Verdiğiniz örnekler şahane! Umarım ki ülkemizde de kısa filmin değeri yükselir ve bu algıdan çıkar. Çünkü aslında anlatılmak istenilen hikayenin çok daha kısıtlı bir süre içerisinde anlatılma, anlatılabilme durumu düşünüldüğünden çok daha zor ve karmaşık bir durum. Her sinemacının veya sinemacı olmak isteyen bir gencin kafasında “önce kısa film sonra uzun metraj” vardır. Asıl amaç da hep uzun metrajdır. Bu sebepten dolayı bence dünya çapında “bir kısa film yönetmeni” diye adlandırabileceğimiz herhangi bir isim akla gelmiyor. Günümüzde giderek değişmekte ve gelişmekte olan medya, VOD, platform projeleri başta olmak üzere, kısa süreli anlatımların yaygınlaştığını görüyoruz. Aynı zamanda yeni jenerasyonun odaklanma süresinin de giderek kısaldığı bir gerçek. Belki de bu gerçekler tüm negatiflikleriyle birlikte, bir de pozitif etki yaratarak, ortaya kısa anlatımlarıyla üst seviyeye ulaşabilmiş yaratıcıların sektörün içerisinde yaygınlaşmasında önemli bir rol oynayabilir.

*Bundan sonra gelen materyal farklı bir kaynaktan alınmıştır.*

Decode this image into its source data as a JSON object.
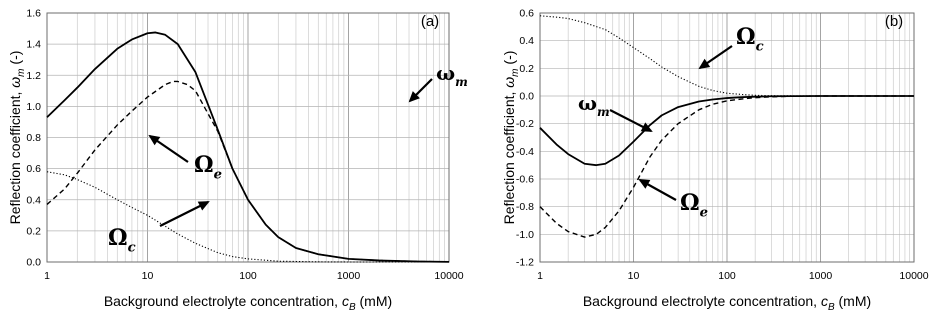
{
  "chart_data": [
    {
      "type": "line",
      "panel_label": "(a)",
      "x_scale": "log",
      "xlim": [
        1,
        10000
      ],
      "ylim": [
        0,
        1.6
      ],
      "x_ticks": [
        "1",
        "10",
        "100",
        "1000",
        "10000"
      ],
      "y_ticks": [
        "0.0",
        "0.2",
        "0.4",
        "0.6",
        "0.8",
        "1.0",
        "1.2",
        "1.4",
        "1.6"
      ],
      "grid": true,
      "xlabel": {
        "main": "Background electrolyte concentration, ",
        "sym": "c",
        "sub": "B",
        "unit": " (mM)"
      },
      "ylabel": {
        "main": "Reflection coefficient, ",
        "sym": "ω",
        "sub": "m",
        "unit": " (-)"
      },
      "series": [
        {
          "name": "ω_m",
          "label_main": "ω",
          "label_sub": "m",
          "style": "solid",
          "x": [
            1,
            1.5,
            2,
            3,
            5,
            7,
            10,
            12,
            15,
            20,
            30,
            50,
            70,
            100,
            150,
            200,
            300,
            500,
            1000,
            2000,
            5000,
            10000
          ],
          "y": [
            0.93,
            1.04,
            1.12,
            1.24,
            1.37,
            1.43,
            1.47,
            1.475,
            1.46,
            1.4,
            1.22,
            0.85,
            0.6,
            0.4,
            0.24,
            0.16,
            0.09,
            0.05,
            0.02,
            0.01,
            0.003,
            0.001
          ]
        },
        {
          "name": "Ω_e",
          "label_main": "Ω",
          "label_sub": "e",
          "style": "dashed",
          "x": [
            1,
            1.5,
            2,
            3,
            5,
            7,
            10,
            15,
            18,
            20,
            25,
            30,
            50,
            70,
            100,
            150,
            200,
            300,
            500,
            1000,
            2000,
            5000,
            10000
          ],
          "y": [
            0.37,
            0.47,
            0.57,
            0.72,
            0.88,
            0.97,
            1.06,
            1.14,
            1.16,
            1.16,
            1.14,
            1.1,
            0.84,
            0.6,
            0.4,
            0.24,
            0.16,
            0.09,
            0.05,
            0.02,
            0.01,
            0.003,
            0.001
          ]
        },
        {
          "name": "Ω_c",
          "label_main": "Ω",
          "label_sub": "c",
          "style": "dotted",
          "x": [
            1,
            1.5,
            2,
            3,
            5,
            7,
            10,
            15,
            20,
            30,
            50,
            70,
            100,
            200,
            500,
            1000,
            10000
          ],
          "y": [
            0.58,
            0.56,
            0.53,
            0.48,
            0.4,
            0.35,
            0.3,
            0.23,
            0.18,
            0.12,
            0.06,
            0.035,
            0.02,
            0.005,
            0.001,
            0.0,
            0.0
          ]
        }
      ]
    },
    {
      "type": "line",
      "panel_label": "(b)",
      "x_scale": "log",
      "xlim": [
        1,
        10000
      ],
      "ylim": [
        -1.2,
        0.6
      ],
      "x_ticks": [
        "1",
        "10",
        "100",
        "1000",
        "10000"
      ],
      "y_ticks": [
        "-1.2",
        "-1.0",
        "-0.8",
        "-0.6",
        "-0.4",
        "-0.2",
        "0.0",
        "0.2",
        "0.4",
        "0.6"
      ],
      "grid": true,
      "xlabel": {
        "main": "Background electrolyte concentration, ",
        "sym": "c",
        "sub": "B",
        "unit": " (mM)"
      },
      "ylabel": {
        "main": "Reflection coefficient, ",
        "sym": "ω",
        "sub": "m",
        "unit": " (-)"
      },
      "series": [
        {
          "name": "ω_m",
          "label_main": "ω",
          "label_sub": "m",
          "style": "solid",
          "x": [
            1,
            1.5,
            2,
            3,
            4,
            5,
            7,
            10,
            15,
            20,
            30,
            50,
            70,
            100,
            150,
            200,
            300,
            500,
            1000,
            10000
          ],
          "y": [
            -0.23,
            -0.35,
            -0.42,
            -0.49,
            -0.5,
            -0.49,
            -0.43,
            -0.33,
            -0.21,
            -0.14,
            -0.08,
            -0.04,
            -0.025,
            -0.015,
            -0.008,
            -0.005,
            -0.002,
            -0.001,
            0.0,
            0.0
          ]
        },
        {
          "name": "Ω_e",
          "label_main": "Ω",
          "label_sub": "e",
          "style": "dashed",
          "x": [
            1,
            1.5,
            2,
            3,
            4,
            5,
            7,
            10,
            15,
            20,
            30,
            50,
            70,
            100,
            150,
            200,
            300,
            500,
            1000,
            10000
          ],
          "y": [
            -0.8,
            -0.92,
            -0.98,
            -1.02,
            -1.0,
            -0.95,
            -0.83,
            -0.66,
            -0.44,
            -0.32,
            -0.2,
            -0.1,
            -0.06,
            -0.035,
            -0.02,
            -0.012,
            -0.006,
            -0.002,
            0.0,
            0.0
          ]
        },
        {
          "name": "Ω_c",
          "label_main": "Ω",
          "label_sub": "c",
          "style": "dotted",
          "x": [
            1,
            1.5,
            2,
            3,
            5,
            7,
            10,
            15,
            20,
            30,
            50,
            70,
            100,
            150,
            200,
            300,
            500,
            1000,
            10000
          ],
          "y": [
            0.58,
            0.57,
            0.56,
            0.53,
            0.48,
            0.42,
            0.35,
            0.27,
            0.21,
            0.14,
            0.07,
            0.04,
            0.02,
            0.01,
            0.005,
            0.002,
            0.001,
            0.0,
            0.0
          ]
        }
      ]
    }
  ]
}
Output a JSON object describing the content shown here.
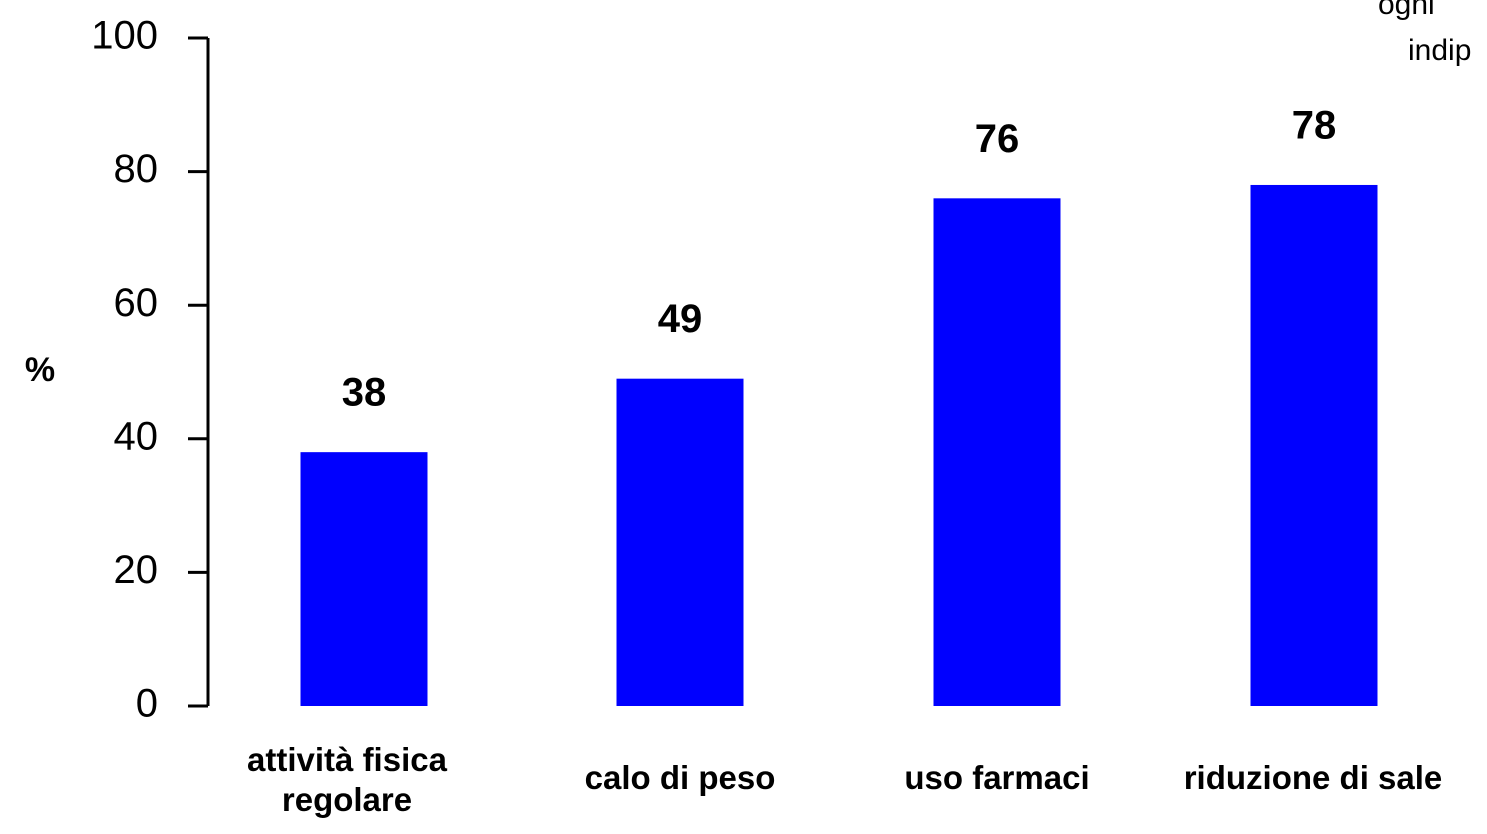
{
  "chart_data": {
    "type": "bar",
    "y_label": "%",
    "annotation": [
      "ogni",
      "indip"
    ],
    "categories": [
      "attività fisica regolare",
      "calo di peso",
      "uso farmaci",
      "riduzione di sale"
    ],
    "values": [
      38,
      49,
      76,
      78
    ],
    "color": "#0000ff",
    "ylim": [
      0,
      100
    ],
    "yticks": [
      0,
      20,
      40,
      60,
      80,
      100
    ],
    "grid": false
  }
}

İlerleyen süreç için üzerinde çalıştığınız başka projeler varsa ufak tüyolar alabilir miyiz?
Üzerinde çalıştığım, ortaklar olarak çalıştığımız projeler tabii ki var, ancak kişisel olarak önümdeki süreç biraz karmaşık. Şu anda hayatımı Amerika’ya taşıma ve sanatımı orada sürdürme durumu içerisindeyim. Somut olarak önümde kişisel olarak gerçekleşmeye yakın herhangi bir proje olmasa bile, ben ve ortaklarım olarak her zaman yaratmaya, üretmeye devam edeceğiz. Somut olarak söyleyebileceğim tek şey bu… Hayat bilinmezliklerle de güzel!